Uno de los regalos invaluables que nos trajo la cuarentena estricta en aquellos primeros días fue el silencio. No entendido como la abstención de hablar, sino como ausencia del ruido, que suele ser perturbador y molesto.
Pero vivir sin carros, sin motos, sin bocinas y sin carretas con megáfono fue un sueño del que tuvimos que despertar, obligados por la reactivación económica, tan necesaria para la sociedad. Y si a muchos nos parece que la contaminación auditiva propia de una ciudad en constante movimiento es insoportable, los invito a ponerse en los zapatos de los que están obligados a aguantarse la algarabía estridente de quince o veinte negocios de rumba en una misma cuadra. “¿Quince o veinte? ¡Dejá de ser tan exagerada, Elbacé!”. Pues sí, hay sectores de Medellín donde así ocurre.
Son víctimas permanentes de la anarquía de la rumba algunos sectores de El Poblado, San Juan, Laureles, San Diego, Ciudad del Río y la 33. Y cabe cualquier otro barrio donde pusieron una cantina o una discoteca que se tiró en la que antes era una cuadra tranquila de un barrio residencial cualquiera. Además del ruido insufrible, las calles se llenan de inseguridad, microtráfico y consumo de drogas, turismo sexual, invasión del espacio público, inmensos basureros y, de propina, malolientes sanitarios en vía pública.
Desde 2008, cuando se impulsó la vida nocturna en la ciudad, mediante el protocolo de Rumba Segura, los negocios dedicados a esta actividad tienen posibilidades de funcionar hasta las 2, las 4 de la madrugada o las 24 horas, según el lleno de algunos requisitos, que no todos cumplen a cabalidad, pero ahí están. Para acabar de ajustar, desde 2014 se crearon los “corredores de alta mixtura”, que el distrito Medellinnovation clasificó como “aquellas áreas con predominancia de actividades productivas, industriales y terciarias en las que resulta relevante la generación de empleo”. Solo que obviaron un detalle: En estos sectores viven miles de seres humanos, entre ancianos enfermos, adultos trabajadores y niños estudiantes que, desde entonces, perdieron el derecho al descanso y a la tranquilidad, a leer, a ver televisión, a conversar, a dormir, a descansar. Adiós, silencio. Adiós para siempre.

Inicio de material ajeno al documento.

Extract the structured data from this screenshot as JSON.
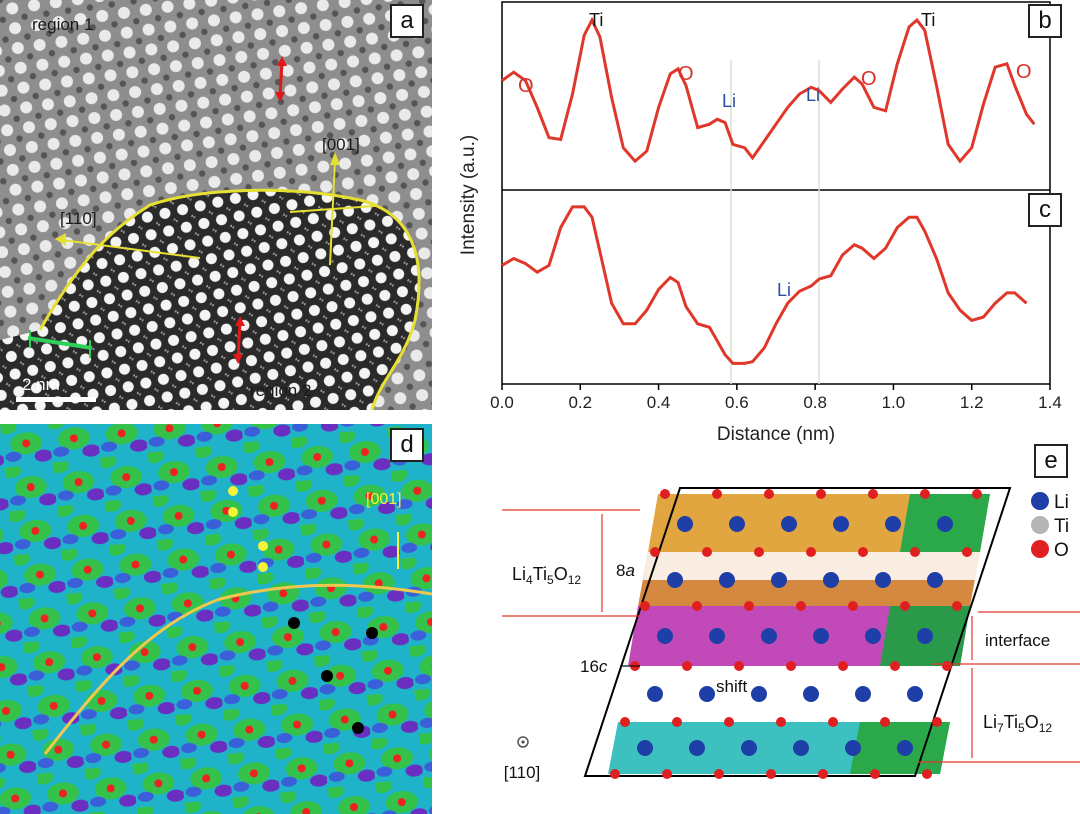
{
  "panels": {
    "a": {
      "tag": "a",
      "labels": {
        "region1": "region 1",
        "region2": "region 2",
        "dir001": "[001]",
        "dir110": "[110]",
        "scale": "2 nm"
      },
      "colors": {
        "boundary": "#e6e033",
        "arrow_red": "#e01818",
        "scalebar_green": "#2fd05a"
      }
    },
    "b": {
      "tag": "b",
      "peak_labels": [
        {
          "text": "O",
          "color": "#d9302a"
        },
        {
          "text": "Ti",
          "color": "#111111"
        },
        {
          "text": "O",
          "color": "#d9302a"
        },
        {
          "text": "Li",
          "color": "#2b4ea3"
        },
        {
          "text": "Li",
          "color": "#2b4ea3"
        },
        {
          "text": "O",
          "color": "#d9302a"
        },
        {
          "text": "Ti",
          "color": "#111111"
        },
        {
          "text": "O",
          "color": "#d9302a"
        }
      ]
    },
    "c": {
      "tag": "c",
      "peak_labels": [
        {
          "text": "Li",
          "color": "#2b4ea3"
        }
      ]
    },
    "d": {
      "tag": "d",
      "labels": {
        "dir001": "[001]"
      },
      "colors": {
        "background": "#1fb3c9",
        "blob_green": "#34c24a",
        "blob_purple": "#6a2fc0",
        "dot_red": "#ee2222",
        "boundary": "#f0c850"
      }
    },
    "e": {
      "tag": "e",
      "legend": [
        {
          "label": "Li",
          "color": "#1f3fa8"
        },
        {
          "label": "Ti",
          "color": "#b5b5b5"
        },
        {
          "label": "O",
          "color": "#e02020"
        }
      ],
      "labels": {
        "li4": "Li4Ti5O12",
        "li4_base": "Li",
        "li4_s1": "4",
        "li4_mid": "Ti",
        "li4_s2": "5",
        "li4_o": "O",
        "li4_s3": "12",
        "site8a": "8a",
        "site8a_num": "8",
        "site8a_it": "a",
        "site16c": "16c",
        "site16c_num": "16",
        "site16c_it": "c",
        "shift": "shift",
        "interface": "interface",
        "li7": "Li7Ti5O12",
        "li7_base": "Li",
        "li7_s1": "7",
        "li7_mid": "Ti",
        "li7_s2": "5",
        "li7_o": "O",
        "li7_s3": "12",
        "zone": "[110]"
      },
      "row_colors": [
        "#e2a640",
        "#e2a640",
        "#c24ab8",
        "#ffffff",
        "#3cc0c0",
        "#ffffff"
      ]
    }
  },
  "chart_data": [
    {
      "type": "line",
      "title": "",
      "xlabel": "Distance (nm)",
      "ylabel": "Intensity (a.u.)",
      "xlim": [
        0.0,
        1.4
      ],
      "x_ticks": [
        "0.0",
        "0.2",
        "0.4",
        "0.6",
        "0.8",
        "1.0",
        "1.2",
        "1.4"
      ],
      "grid": false,
      "series": [
        {
          "color": "#e0372b",
          "x": [
            0.0,
            0.03,
            0.06,
            0.09,
            0.12,
            0.15,
            0.18,
            0.21,
            0.23,
            0.25,
            0.28,
            0.31,
            0.34,
            0.37,
            0.4,
            0.43,
            0.45,
            0.47,
            0.5,
            0.53,
            0.55,
            0.57,
            0.59,
            0.62,
            0.64,
            0.67,
            0.7,
            0.73,
            0.76,
            0.79,
            0.81,
            0.84,
            0.87,
            0.9,
            0.92,
            0.95,
            0.98,
            1.01,
            1.04,
            1.06,
            1.08,
            1.11,
            1.14,
            1.17,
            1.2,
            1.23,
            1.26,
            1.29,
            1.31,
            1.34,
            1.36
          ],
          "y": [
            0.58,
            0.63,
            0.58,
            0.42,
            0.24,
            0.23,
            0.5,
            0.85,
            0.94,
            0.84,
            0.48,
            0.18,
            0.1,
            0.16,
            0.42,
            0.62,
            0.65,
            0.55,
            0.3,
            0.32,
            0.35,
            0.33,
            0.2,
            0.18,
            0.12,
            0.22,
            0.32,
            0.42,
            0.5,
            0.54,
            0.52,
            0.45,
            0.53,
            0.6,
            0.56,
            0.42,
            0.4,
            0.68,
            0.9,
            0.94,
            0.88,
            0.55,
            0.2,
            0.1,
            0.18,
            0.44,
            0.66,
            0.68,
            0.55,
            0.38,
            0.32
          ]
        }
      ]
    },
    {
      "type": "line",
      "title": "",
      "xlabel": "Distance (nm)",
      "ylabel": "Intensity (a.u.)",
      "xlim": [
        0.0,
        1.4
      ],
      "grid": false,
      "series": [
        {
          "color": "#e0372b",
          "x": [
            0.0,
            0.03,
            0.06,
            0.09,
            0.12,
            0.15,
            0.18,
            0.21,
            0.23,
            0.25,
            0.28,
            0.31,
            0.34,
            0.37,
            0.4,
            0.43,
            0.45,
            0.47,
            0.5,
            0.53,
            0.55,
            0.57,
            0.59,
            0.62,
            0.64,
            0.67,
            0.7,
            0.73,
            0.76,
            0.79,
            0.81,
            0.84,
            0.87,
            0.9,
            0.92,
            0.95,
            0.98,
            1.01,
            1.04,
            1.06,
            1.08,
            1.11,
            1.14,
            1.17,
            1.2,
            1.23,
            1.26,
            1.29,
            1.31,
            1.34
          ],
          "y": [
            0.62,
            0.66,
            0.63,
            0.58,
            0.62,
            0.84,
            0.96,
            0.96,
            0.9,
            0.7,
            0.4,
            0.28,
            0.28,
            0.36,
            0.48,
            0.55,
            0.52,
            0.38,
            0.28,
            0.26,
            0.18,
            0.1,
            0.05,
            0.05,
            0.06,
            0.14,
            0.28,
            0.4,
            0.47,
            0.5,
            0.54,
            0.56,
            0.68,
            0.74,
            0.72,
            0.66,
            0.72,
            0.84,
            0.9,
            0.9,
            0.82,
            0.66,
            0.46,
            0.36,
            0.3,
            0.32,
            0.4,
            0.46,
            0.46,
            0.4
          ]
        }
      ]
    }
  ]
}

Ahora que todo vuelve a la normalidad, también ha vuelto el miedo y la angustia. Muchos de estos bares o discotecas, funcionan en una casa vieja, sin las condiciones de adecuación necesarias y atraen clientes con decibeles, para desgracia de los vecinos residentes que, aunque no lo crean, llegaron primero y ahora no pueden irse porque es la única propiedad con la que cuentan, que gracias a esta invasión ahora vale huevo, a pesar de que pagan un impuesto predial altísimo.
Ya sabemos que es una utopía la creación de un sitio apropiado para la rumba, como en las grandes ciudades del mundo, lejos de las zonas residenciales y con todas las garantías de organización y de seguridad, pero por lo menos insonorizar estos locales y ejercer funciones de vigilancia y control para que se cumplan los requisitos mínimos de aforo y volumen, sería de gran ayuda para este abuso legalizado al que ninguna autoridad le para bolas. ¡Auxilio!.